TherVacB’s milestone in patient recruitment follows a successful phase 1a trial in healthy volunteers, in which the TherVacB vaccine candidate demonstrated a favourable safety profile and triggered the desired immune responses. The TherVacB EU project consortium now advances to a multi-centre phase 1b/2a trial, evaluating the safety, tolerability, and immune efficacy of the vaccine in patients with chronic HBV infection who are receiving standard antiviral therapy.
“TherVacB is an immune therapy aiming to empower the immune system to control or even eliminate the virus. This approach, when combined with prophylactic vaccination, screening, and awareness, supports the global goal of eliminating hepatitis B as a public health threat”, said Ulrike Protzer, Project Coordinator of TherVacB and Director of the Institute of Virology at Helmholtz Munich and the Technical University of Munich.
Xavier Forns, head of the Viral, genetic and immune-mediated liver diseases IDIBAPS research group, and Sabela Lens, IDIBAPS researcher, add: “If successful, TherVacB could become the first therapeutic vaccine to offer a functional cure, an outcome current antiviral therapies do not achieve. This shall significantly reduce the burden of disease, prevent progression to cirrhosis and liver cancer, and lower hepatitis B-related mortality worldwide.

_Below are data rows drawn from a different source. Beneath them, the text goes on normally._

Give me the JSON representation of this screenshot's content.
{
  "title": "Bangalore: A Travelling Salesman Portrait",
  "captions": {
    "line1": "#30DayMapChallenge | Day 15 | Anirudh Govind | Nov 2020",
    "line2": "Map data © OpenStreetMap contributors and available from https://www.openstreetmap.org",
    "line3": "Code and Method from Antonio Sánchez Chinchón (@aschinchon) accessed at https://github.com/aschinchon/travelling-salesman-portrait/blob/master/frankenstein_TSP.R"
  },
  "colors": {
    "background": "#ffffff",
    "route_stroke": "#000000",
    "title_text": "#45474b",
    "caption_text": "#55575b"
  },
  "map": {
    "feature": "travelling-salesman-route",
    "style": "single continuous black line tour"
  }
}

Trial Design and Patient Impact
The clinical trial, which began in June 2025, It is enrolling a total of 81 patients across multiple international clinical sites in Germany, Italy, Spain, the United Kingdom, and Tanzania. The study is designed in two sequential phases:
- Phase 1b: Patients receive ascending doses of the vaccine components to establish the safest and most effective regimen.
- Phase 2a: The optimal dose selected from Phase 1b will be tested in a larger group of patients to confirm safety and evaluate the antiviral effect in chronically infected patients.
About the TherVacB EU Project
TherVacB is a European research project supported by the EU Horizon 2020 programme under Grant Agreement No. 848223, with a total funding of 10 million euros. Coordinated by Helmholtz Munich, the project runs from January 2020 to December 2026 and brings together leading expertise in virology, immunology, and clinical vaccine development. It also includes ethical research on social media-based patient recruitment, addressing regulatory and societal considerations through a dedicated study.
The TherVacB consortium consists of 17 partners from four European countries (Germany, UK, Spain, Italy) and Tanzania, including academic institutions, university hospitals, public health research centres, SMEs, and consultancies. In addition to clinical and translational research, TherVacB supports patient identification through the European HBV Patient Registry. A clinical site in Tanzania strengthens local capacity for diagnosis and treatment. Multilingual outreach ensures broad access to project information.
This project has received funding from the European Union’s Horizon 2020 research and innovation programme under grant agreement No. 848223. This press release reflects only the author’s views and the European Commission is not liable for any use that may be made of the information contained therein.